Cedar is the debut EP from Doves, the first release from the band after the dissolution of their previous incarnation, Sub Sub. It was self-released on the band's Casino Records label (co-founded by Rob Gretton) on 9 November 1998 on limited 10" vinyl. The track "The Cedar Room" later became the band's first single from their debut album Lost Souls. Following the release of the Cedar EP, Doves briefly joined Badly Drawn Boy as his backing band.

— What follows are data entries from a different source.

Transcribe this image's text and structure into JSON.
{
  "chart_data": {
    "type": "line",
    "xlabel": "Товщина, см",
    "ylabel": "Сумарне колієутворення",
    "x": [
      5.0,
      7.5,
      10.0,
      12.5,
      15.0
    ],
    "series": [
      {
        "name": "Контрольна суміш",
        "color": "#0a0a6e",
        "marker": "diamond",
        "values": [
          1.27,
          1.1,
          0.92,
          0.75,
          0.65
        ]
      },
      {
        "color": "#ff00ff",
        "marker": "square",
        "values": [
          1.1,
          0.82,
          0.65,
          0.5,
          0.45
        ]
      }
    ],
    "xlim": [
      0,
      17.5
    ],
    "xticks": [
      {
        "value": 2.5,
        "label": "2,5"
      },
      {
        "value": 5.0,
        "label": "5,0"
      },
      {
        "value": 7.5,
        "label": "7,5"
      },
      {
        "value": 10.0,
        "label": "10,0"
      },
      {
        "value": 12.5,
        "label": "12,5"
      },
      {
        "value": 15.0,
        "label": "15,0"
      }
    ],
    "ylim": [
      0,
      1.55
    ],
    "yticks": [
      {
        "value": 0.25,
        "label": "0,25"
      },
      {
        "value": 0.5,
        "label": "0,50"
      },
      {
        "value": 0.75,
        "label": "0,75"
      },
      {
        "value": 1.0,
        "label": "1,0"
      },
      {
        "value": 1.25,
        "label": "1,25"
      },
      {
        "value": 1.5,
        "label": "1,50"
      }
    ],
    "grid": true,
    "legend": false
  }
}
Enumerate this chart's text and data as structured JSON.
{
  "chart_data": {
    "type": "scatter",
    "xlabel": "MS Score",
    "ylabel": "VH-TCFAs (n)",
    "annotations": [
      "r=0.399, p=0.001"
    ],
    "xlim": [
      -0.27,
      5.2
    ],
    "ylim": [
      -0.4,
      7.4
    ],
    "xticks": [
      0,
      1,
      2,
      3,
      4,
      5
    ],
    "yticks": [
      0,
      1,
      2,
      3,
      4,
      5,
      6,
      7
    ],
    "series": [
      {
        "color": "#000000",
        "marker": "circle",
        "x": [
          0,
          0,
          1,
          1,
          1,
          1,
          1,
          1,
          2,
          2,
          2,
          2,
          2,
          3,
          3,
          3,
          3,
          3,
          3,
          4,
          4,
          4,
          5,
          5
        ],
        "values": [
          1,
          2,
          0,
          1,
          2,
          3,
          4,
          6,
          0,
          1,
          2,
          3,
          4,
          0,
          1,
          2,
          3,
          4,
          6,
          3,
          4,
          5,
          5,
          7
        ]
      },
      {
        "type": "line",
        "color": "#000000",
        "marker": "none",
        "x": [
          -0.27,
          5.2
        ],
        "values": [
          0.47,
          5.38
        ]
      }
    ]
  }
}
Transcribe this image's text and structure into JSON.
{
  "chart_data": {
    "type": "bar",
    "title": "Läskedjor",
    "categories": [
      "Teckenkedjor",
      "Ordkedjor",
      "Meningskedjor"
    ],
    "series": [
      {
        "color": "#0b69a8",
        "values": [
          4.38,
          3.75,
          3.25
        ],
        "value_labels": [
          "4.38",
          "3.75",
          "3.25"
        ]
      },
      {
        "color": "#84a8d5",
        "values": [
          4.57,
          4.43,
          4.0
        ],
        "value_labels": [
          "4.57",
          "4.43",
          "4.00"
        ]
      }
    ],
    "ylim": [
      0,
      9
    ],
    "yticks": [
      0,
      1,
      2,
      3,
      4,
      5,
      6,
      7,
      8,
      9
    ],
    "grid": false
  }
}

In a 2000 interview with Duke University, drummer Andy Williams said of "The Cedar Room":

I wrote the verse lyrics and Jimi wrote the chorus lyrics. The Cedar Room was actually a room in a haunted house from when we were kids. The name just got stuck in my head. It's a very love kind of vibe.
The track "Zither" is a cover of Jack Nitzsche's opening theme for the 1981 film Cutter's Way.

==Track listing==

| No. | Title | Length |
|---|---|---|
| 1. | "Rise" | 5:38 |
| 2. | "Zither" | 2:32 |
| 3. | "The Cedar Room" | 7:38 |

==Notes==
- Casino Records CHIP001.
- All tracks recorded and mixed by Doves at Frank Bough Sound Mk. II.
- Harmonica by Stuart Warburton.
- Sleeve design and artwork by Rick Myers.